Por José Jácomo Gimenes, Marcos César Romeira Moraes e Rony Ferreira
Tramita na Câmara Federal o Projeto de Lei do novo Código de Processo Civil – CPC. A nova legislação representa auspiciosa esperança de aprimoramento para o sistema judicial. Entretanto, entre as centenas de artigos, engendra a instituição de uma nova espécie, muito semelhante a tributo corporativo, uma obrigação monetária imposta por lei, em favor dos advogados. É injusta, desnecessária e inconstitucional.
O CPC em vigor determina no artigo 20 que a sentença condenará o vencido a pagar ao vencedor as despesas que antecipou e os honorários advocatícios. É a expressão histórica do princípio da sucumbência, fazendo com que aquele que deu causa ao processo judicial pague as despesas, entre elas os honorários advocatícios que o vencedor do processo teve para defender-se no Judiciário. A verba de sucumbência em favor do vencedor é também parte inafastável do conteúdo do princípio constitucional do devido processo legal substantivo, assim já explicitado pelo STF na Adin 1.194.
O Projeto em tramitação na Câmara Federal apresenta uma mudança aparentemente sutil, mas de consequências consideráveis. Em seu artigo 87 determina que a sentença condenará o vencido a pagar honorários ao advogado do vencedor. Além da mudança de titularidade, do parágrafo 1º ao 13° são estabelecidas regras de cumulatividade – percentuais mínimos e privilégios processuais, alargando a incidência da verba, com considerável impacto financeiro. A alteração, se aprovada, vai afetar milhões de processos e direitos difusos dos jurisdicionados brasileiros. O novo CPC, diploma essencialmente técnico, está sendo aparelhado para incrementar ganhos de categoria profissional.

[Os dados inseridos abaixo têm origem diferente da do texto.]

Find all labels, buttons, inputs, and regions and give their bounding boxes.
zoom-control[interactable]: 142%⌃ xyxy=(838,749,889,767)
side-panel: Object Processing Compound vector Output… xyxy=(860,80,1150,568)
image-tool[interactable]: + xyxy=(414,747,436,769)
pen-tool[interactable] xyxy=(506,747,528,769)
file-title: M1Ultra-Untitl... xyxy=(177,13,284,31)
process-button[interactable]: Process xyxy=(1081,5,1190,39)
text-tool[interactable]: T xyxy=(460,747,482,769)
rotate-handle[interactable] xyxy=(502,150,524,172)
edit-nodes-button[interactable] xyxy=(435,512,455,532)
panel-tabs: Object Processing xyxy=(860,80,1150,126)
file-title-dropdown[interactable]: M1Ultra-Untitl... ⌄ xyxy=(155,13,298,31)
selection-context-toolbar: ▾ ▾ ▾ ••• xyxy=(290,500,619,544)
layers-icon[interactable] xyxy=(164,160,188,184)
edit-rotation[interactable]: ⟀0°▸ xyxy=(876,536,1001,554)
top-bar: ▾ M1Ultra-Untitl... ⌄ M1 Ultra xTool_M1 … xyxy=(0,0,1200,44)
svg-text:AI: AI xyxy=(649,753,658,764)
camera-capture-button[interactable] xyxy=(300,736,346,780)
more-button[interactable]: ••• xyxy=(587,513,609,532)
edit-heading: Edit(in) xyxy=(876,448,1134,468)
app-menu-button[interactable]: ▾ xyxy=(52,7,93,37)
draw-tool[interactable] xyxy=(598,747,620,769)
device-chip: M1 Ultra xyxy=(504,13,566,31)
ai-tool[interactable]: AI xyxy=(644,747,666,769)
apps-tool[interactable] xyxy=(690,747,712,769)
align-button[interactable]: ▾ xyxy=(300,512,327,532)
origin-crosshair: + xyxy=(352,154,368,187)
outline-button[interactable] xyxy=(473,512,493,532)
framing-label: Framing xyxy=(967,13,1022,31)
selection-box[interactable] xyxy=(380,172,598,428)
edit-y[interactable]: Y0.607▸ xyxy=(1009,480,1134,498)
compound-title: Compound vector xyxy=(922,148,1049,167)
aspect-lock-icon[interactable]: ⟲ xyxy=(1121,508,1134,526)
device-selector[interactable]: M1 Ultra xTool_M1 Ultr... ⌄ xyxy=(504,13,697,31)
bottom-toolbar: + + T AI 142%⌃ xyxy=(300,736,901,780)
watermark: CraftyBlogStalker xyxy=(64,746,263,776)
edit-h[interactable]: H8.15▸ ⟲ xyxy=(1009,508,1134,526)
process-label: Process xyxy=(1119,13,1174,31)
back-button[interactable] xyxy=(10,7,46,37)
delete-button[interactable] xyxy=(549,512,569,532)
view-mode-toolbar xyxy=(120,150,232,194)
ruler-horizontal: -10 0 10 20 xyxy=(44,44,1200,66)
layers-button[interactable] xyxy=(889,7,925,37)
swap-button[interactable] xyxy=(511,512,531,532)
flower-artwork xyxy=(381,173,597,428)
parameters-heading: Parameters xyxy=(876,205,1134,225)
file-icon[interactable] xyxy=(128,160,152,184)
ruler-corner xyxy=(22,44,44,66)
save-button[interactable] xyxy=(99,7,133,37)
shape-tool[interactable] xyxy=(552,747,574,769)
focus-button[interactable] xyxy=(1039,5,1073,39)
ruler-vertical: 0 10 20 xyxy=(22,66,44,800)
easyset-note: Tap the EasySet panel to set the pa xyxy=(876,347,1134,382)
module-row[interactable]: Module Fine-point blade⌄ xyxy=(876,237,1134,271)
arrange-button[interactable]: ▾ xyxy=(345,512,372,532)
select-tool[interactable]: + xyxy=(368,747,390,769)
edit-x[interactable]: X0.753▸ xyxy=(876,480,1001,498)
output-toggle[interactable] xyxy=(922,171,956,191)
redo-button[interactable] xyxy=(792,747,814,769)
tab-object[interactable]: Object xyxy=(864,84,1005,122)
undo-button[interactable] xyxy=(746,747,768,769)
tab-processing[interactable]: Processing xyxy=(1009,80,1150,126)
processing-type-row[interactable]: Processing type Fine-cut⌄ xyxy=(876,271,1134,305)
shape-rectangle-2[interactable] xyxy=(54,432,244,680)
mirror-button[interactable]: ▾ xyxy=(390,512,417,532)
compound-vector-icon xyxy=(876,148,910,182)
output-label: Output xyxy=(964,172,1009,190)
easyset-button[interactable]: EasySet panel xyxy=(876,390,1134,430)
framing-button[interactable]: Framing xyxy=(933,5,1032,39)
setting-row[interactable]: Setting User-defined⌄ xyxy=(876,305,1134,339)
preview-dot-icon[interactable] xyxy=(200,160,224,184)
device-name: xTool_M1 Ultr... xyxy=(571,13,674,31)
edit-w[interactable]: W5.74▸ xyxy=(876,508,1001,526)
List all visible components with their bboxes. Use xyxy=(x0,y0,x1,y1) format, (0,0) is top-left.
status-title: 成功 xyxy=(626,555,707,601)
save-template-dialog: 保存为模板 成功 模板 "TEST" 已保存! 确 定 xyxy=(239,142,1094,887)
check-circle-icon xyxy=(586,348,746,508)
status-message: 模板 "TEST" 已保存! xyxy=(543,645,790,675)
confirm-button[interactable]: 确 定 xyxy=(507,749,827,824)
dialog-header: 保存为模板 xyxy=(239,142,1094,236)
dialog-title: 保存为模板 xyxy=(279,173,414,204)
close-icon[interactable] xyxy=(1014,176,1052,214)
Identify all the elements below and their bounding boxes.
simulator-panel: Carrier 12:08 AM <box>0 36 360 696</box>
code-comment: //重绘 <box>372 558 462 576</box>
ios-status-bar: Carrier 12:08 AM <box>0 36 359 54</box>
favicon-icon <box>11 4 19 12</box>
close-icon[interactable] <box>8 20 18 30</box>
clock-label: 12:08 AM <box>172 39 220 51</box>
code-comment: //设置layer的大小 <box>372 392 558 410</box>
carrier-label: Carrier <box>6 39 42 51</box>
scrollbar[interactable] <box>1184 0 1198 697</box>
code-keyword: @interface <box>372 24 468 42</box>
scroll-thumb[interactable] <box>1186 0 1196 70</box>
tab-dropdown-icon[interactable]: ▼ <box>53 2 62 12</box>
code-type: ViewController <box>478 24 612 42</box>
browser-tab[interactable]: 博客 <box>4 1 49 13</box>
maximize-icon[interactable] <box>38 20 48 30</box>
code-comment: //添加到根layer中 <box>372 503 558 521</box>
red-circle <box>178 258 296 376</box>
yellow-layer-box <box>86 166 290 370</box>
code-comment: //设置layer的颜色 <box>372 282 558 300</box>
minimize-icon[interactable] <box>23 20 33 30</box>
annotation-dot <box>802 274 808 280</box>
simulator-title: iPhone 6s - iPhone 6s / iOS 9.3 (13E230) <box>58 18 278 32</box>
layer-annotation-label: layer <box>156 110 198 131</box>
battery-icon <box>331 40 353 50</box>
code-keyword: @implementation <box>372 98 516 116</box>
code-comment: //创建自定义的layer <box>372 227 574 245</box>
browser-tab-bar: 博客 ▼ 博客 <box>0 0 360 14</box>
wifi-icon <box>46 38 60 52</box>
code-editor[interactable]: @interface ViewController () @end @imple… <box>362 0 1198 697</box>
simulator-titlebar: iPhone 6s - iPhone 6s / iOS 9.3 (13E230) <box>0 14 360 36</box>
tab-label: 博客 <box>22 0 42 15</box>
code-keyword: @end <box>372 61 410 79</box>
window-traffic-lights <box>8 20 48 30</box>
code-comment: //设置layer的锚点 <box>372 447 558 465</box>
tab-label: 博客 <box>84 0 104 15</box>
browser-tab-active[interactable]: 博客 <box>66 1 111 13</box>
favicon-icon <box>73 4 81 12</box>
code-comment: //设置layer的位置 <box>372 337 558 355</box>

Aprovado como está, resultará nas seguintes situações: 1ª) o advogado do vencedor será remunerado duplamente pelo mesmo serviço, por meio dos honorários contratuais combinados com seu cliente e pelos honorários de sucumbência acumulados no processo; 2ª) o vencedor do processo fica sem ressarcimento do que gastou com seu advogado, ferindo mortalmente o princípio da reparação integral e o princípio do devido processo legal substantivo, arranhando a própria legitimidade do Judiciário.
Já se tem ouvido ideias salvadoras para justificar o avanço sobre a verba dos jurisdicionados, no sentido de criação de um segundo honorário de sucumbência para ressarcimento do vencedor do processo. A solução aventada, além de estar no mundo das possibilidades teóricas e não constar de lei, oneraria demasiadamente o vencido no processo, que teria de pagar duas vezes a mesma verba e elevaria injustificadamente os custos judiciais, sendo totalmente incompatível com o sistema jurídico em vigor.
Não é o primeiro apoderamento sobre os honorários de sucumbência do jurisdicionado. O Estatuto da OAB já lançou cinco normas apropriadoras dos honorários de sucumbência em favor do advogado. O artigo 21, seu parágrafo único, e o 3º parágrafo do artigo 24, mais aplicáveis aos advogados empregados, foram limitados pelo STF na Adin 1.194. Os artigos 22 e 23, mais aplicáveis aos advogados autônomos, foram salvos do julgamento de inconstitucionalidade por força de preliminar processual salvadora: pertinência temática. Dessas normas corporativas, infelizmente, resultou uma jurisprudência superficial, sem sustentação constitucional e contrária aos indicativos do STF sobre o tema da titularidade dos honorários de sucumbência.
O advogado, agente de profissão fundamental e libertadora, experto em relações sociais, não necessita de patrocínio estatal impositivo para incrementar seus ganhos. Assim como os demais profissionais, deve obter seus merecidos honorários por meio de contrato, conforme as regras do mercado. A sociedade, o Ministério Público e demais órgãos de defesa dos direitos difusos devem ficar atentos para a mudança, especialmente quanto à efetiva realização do devido processo legal substantivo e justo tratamento do jurisdicionado, consumidor do serviço público judicial.
José Jácomo Gimenes é juiz federal em Maringá.
Marcos César Romeira Moraes é juiz federal em Maringá.
Rony Ferreira é juiz federal em Foz do Iguaçu.